I personally thought the old Korg i3 and its immediate relatives had a good system.

This had four main variations (with six possible chord related patterns under each one - maj,min,7th,dim,etc or whatever you wanted) - plus two fills (with four distinct chord related patterns each).

The four main variations and the two fills all had separate, very large, light action buttons for manual triggering. You could therefore trigger any fill, or invoke any main variation instantly with a single button push (plus simiar dedicated buttons for two intros and two endings. Just to gild the lily, if you hit a fill button again whilst the fill was still playing, the fill would go into endless loop mode until you triggered something else.

The size and weighting of these buttons was just about perfect. Light enough to trigger with the most glancing tap, but with a positive click, so you would never trigger one by accident. Plus, they had the good sense to allow some physical panel space between each button so you could hit them quick without any risk of getting two at once.
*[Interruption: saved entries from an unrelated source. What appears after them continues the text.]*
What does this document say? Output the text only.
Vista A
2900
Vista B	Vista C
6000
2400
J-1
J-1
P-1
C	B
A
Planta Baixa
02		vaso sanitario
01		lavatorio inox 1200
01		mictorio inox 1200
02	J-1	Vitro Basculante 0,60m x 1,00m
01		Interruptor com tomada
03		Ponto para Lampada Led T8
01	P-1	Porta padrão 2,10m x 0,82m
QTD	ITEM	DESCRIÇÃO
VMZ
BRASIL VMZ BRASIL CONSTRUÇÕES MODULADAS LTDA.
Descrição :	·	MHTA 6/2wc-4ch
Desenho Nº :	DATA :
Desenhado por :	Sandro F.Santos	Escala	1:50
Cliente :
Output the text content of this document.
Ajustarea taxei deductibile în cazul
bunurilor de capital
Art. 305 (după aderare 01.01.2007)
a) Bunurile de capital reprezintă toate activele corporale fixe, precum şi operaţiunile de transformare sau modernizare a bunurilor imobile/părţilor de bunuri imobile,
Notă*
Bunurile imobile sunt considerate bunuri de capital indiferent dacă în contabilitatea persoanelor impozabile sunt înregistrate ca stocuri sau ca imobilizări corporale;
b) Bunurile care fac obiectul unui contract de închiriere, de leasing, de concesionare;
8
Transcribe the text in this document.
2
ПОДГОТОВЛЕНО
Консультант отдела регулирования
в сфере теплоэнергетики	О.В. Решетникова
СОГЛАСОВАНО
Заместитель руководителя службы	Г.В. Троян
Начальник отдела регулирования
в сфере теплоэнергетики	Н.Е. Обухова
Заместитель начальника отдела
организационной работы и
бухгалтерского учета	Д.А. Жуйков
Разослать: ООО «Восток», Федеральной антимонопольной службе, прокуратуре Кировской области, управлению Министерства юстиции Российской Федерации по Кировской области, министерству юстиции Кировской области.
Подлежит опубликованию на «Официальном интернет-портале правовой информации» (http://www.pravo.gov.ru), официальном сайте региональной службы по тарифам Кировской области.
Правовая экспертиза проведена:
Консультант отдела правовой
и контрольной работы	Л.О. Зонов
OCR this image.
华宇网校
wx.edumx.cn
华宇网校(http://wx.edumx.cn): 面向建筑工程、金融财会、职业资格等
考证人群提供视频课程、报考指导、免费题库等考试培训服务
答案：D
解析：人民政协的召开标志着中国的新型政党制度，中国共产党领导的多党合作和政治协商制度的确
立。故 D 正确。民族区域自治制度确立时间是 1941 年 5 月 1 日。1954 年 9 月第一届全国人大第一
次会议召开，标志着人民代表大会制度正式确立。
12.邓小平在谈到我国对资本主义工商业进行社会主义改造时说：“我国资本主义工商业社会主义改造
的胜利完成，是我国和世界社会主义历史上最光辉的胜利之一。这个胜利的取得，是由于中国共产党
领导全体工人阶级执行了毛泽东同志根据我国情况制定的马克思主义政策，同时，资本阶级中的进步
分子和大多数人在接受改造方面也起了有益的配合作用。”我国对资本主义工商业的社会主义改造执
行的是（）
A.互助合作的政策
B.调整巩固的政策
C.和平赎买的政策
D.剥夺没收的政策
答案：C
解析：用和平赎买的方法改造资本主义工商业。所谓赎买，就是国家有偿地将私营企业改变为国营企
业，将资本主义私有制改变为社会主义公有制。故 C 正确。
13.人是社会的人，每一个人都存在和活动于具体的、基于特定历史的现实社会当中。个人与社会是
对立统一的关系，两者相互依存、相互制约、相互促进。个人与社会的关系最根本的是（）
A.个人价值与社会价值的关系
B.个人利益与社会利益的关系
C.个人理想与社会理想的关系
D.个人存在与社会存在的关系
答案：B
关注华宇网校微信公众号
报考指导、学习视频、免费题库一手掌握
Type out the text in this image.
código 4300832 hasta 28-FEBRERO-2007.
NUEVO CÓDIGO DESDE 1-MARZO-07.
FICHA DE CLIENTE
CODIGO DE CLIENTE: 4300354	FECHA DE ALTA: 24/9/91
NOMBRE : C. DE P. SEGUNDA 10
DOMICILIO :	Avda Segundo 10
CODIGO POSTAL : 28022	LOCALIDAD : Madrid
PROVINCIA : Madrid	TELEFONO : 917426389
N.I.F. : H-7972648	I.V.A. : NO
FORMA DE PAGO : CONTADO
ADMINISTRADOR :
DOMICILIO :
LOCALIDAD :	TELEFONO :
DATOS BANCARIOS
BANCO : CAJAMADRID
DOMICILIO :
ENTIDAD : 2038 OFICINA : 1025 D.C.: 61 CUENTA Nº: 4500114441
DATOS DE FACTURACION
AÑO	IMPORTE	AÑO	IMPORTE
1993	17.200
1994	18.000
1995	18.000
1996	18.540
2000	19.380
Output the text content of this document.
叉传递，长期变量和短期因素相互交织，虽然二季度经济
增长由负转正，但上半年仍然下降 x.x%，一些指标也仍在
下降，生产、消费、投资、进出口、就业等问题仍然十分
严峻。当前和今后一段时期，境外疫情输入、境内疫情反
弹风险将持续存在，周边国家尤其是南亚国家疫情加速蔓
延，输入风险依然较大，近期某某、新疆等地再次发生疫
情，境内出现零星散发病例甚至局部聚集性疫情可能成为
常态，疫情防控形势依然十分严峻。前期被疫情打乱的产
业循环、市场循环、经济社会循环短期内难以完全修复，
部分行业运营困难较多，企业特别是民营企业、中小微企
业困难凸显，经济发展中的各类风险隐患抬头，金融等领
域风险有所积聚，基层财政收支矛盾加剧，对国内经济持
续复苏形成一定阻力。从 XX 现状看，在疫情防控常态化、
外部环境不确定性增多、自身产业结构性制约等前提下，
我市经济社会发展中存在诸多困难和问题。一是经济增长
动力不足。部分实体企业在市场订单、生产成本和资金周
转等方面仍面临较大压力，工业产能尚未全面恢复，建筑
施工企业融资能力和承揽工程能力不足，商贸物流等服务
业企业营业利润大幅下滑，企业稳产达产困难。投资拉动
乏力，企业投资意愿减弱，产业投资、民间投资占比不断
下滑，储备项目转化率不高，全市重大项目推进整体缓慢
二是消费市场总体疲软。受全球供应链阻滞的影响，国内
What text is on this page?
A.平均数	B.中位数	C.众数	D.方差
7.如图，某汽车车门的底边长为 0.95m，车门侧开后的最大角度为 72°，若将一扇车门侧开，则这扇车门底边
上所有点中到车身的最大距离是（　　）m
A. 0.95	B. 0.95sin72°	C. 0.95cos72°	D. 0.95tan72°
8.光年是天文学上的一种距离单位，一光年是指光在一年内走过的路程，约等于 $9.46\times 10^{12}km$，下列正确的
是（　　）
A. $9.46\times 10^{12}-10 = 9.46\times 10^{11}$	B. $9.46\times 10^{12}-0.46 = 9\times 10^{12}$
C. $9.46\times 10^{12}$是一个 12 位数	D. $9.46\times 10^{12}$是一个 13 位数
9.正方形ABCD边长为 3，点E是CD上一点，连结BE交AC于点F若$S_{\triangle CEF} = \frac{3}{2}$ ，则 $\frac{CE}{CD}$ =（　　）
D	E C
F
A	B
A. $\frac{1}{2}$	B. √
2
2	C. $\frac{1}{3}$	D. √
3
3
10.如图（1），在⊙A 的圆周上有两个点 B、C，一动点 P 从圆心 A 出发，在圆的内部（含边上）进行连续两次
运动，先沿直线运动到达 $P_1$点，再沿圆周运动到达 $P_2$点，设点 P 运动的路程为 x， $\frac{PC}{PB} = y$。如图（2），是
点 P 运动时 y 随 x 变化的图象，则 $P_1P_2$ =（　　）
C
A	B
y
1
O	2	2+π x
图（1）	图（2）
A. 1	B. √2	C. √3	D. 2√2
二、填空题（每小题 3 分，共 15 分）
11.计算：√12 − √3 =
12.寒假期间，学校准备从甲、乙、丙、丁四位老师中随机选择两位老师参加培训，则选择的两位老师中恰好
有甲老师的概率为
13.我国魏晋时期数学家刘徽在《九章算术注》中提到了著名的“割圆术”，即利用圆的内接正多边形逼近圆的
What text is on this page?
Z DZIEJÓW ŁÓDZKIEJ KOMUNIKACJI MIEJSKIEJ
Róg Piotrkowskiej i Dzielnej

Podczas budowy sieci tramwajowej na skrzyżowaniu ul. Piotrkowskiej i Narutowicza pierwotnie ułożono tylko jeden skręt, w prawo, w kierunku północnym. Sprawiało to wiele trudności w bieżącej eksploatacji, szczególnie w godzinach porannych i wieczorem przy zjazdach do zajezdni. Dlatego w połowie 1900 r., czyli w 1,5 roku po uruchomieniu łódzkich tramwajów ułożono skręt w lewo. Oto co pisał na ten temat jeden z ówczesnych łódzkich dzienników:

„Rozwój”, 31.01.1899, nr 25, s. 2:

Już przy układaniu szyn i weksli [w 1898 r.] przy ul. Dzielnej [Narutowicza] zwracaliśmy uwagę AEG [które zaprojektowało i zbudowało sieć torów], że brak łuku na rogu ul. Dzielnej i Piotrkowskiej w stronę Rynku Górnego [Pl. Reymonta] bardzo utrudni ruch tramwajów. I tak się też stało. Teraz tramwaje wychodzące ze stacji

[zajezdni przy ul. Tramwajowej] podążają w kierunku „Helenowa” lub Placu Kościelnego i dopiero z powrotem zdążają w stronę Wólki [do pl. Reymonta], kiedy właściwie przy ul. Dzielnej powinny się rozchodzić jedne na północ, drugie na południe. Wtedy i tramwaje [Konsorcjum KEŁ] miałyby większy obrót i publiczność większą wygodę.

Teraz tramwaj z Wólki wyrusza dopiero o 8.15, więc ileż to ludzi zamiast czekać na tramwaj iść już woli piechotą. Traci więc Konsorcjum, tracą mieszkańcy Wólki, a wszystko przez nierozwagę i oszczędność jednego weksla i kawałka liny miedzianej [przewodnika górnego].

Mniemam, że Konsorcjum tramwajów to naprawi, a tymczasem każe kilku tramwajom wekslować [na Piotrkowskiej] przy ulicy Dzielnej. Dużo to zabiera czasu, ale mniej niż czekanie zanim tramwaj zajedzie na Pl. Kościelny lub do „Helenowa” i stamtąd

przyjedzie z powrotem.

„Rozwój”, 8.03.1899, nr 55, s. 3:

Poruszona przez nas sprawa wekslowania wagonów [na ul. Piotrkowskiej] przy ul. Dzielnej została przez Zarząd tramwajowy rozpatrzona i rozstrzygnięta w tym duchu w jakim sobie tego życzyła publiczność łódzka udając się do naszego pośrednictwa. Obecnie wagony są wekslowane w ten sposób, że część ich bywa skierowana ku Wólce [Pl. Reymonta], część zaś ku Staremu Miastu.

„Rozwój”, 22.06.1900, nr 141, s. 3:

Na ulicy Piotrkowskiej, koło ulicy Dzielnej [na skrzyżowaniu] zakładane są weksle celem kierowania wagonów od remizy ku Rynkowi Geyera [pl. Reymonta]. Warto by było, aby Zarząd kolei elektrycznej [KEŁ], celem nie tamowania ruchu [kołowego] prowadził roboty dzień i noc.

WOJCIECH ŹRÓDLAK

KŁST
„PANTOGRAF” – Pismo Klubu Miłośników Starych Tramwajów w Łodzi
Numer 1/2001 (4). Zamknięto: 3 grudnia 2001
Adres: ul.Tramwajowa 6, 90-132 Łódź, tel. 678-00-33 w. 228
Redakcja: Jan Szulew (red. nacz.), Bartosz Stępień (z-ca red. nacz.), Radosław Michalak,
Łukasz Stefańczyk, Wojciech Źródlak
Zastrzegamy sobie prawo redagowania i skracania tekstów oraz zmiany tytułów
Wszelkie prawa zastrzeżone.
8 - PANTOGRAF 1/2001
I also liked their location, sprawled over a big area right across the centre left of the panel, so you could use either hand to get at them in a hurry. Great ergonomics - best I've seen on any arranger, including Korgs later and current ranges.

However, so far nothing too revolutionary here - just good design. But read on - it had another trick up its sleeve.

The really clever bit was in some user settings within the operating system, where any fill could take you to any main variation destination. It could go straight back to the same variation, go up one, down one, jump from (say) two to four, or three to one (or any other combination), escalate from one through four, or back down, or do a back and forth toggle between any chosen pair. Each fill button had the same routing options available, but your choice was independent for each fill button.

Better than that, none of this was "global". These settings were available to save for each "performance" (Korg speak for a UPS, panel preset, or whatever), so the choices could be different for two songs in the same set, even though they might use the same underying basic style selection.

For added convenience, there was a simple automatic global "stay put" default for the fill routings, so you didn't have to bother changing these if it wasn't needed - either when creating a new performance from scratch, or when doing something "on the fly". So no nasty suprises as a hangover from something you might have been doing earlier with an unrelated song.

The final refinement was to make the actions of the front panel buttons available on an assignable multiway foot switch. So hands free possible as well.

Great system - very "musical" to work with. I miss it enormously since moving on from my old i3. I've not come across its equal from any manufacturer - not even Korg themselves where their ergonomics have gone to pot since this superb early effort (not bad for 1992/3 or whenever it was that it came out).

- By the way, did I mention that the fills for a style could be anything from half a bar to 32 bars long without repetition? Or be in a different time signature from the main style variations? Pile of old crap really. Don't know why I put up with the thing for so many years..... ;-)

Regards - Mike

[This message has been edited by MikeTV (edited 09-09-2006).]

[This message has been edited by MikeTV (edited 09-09-2006).]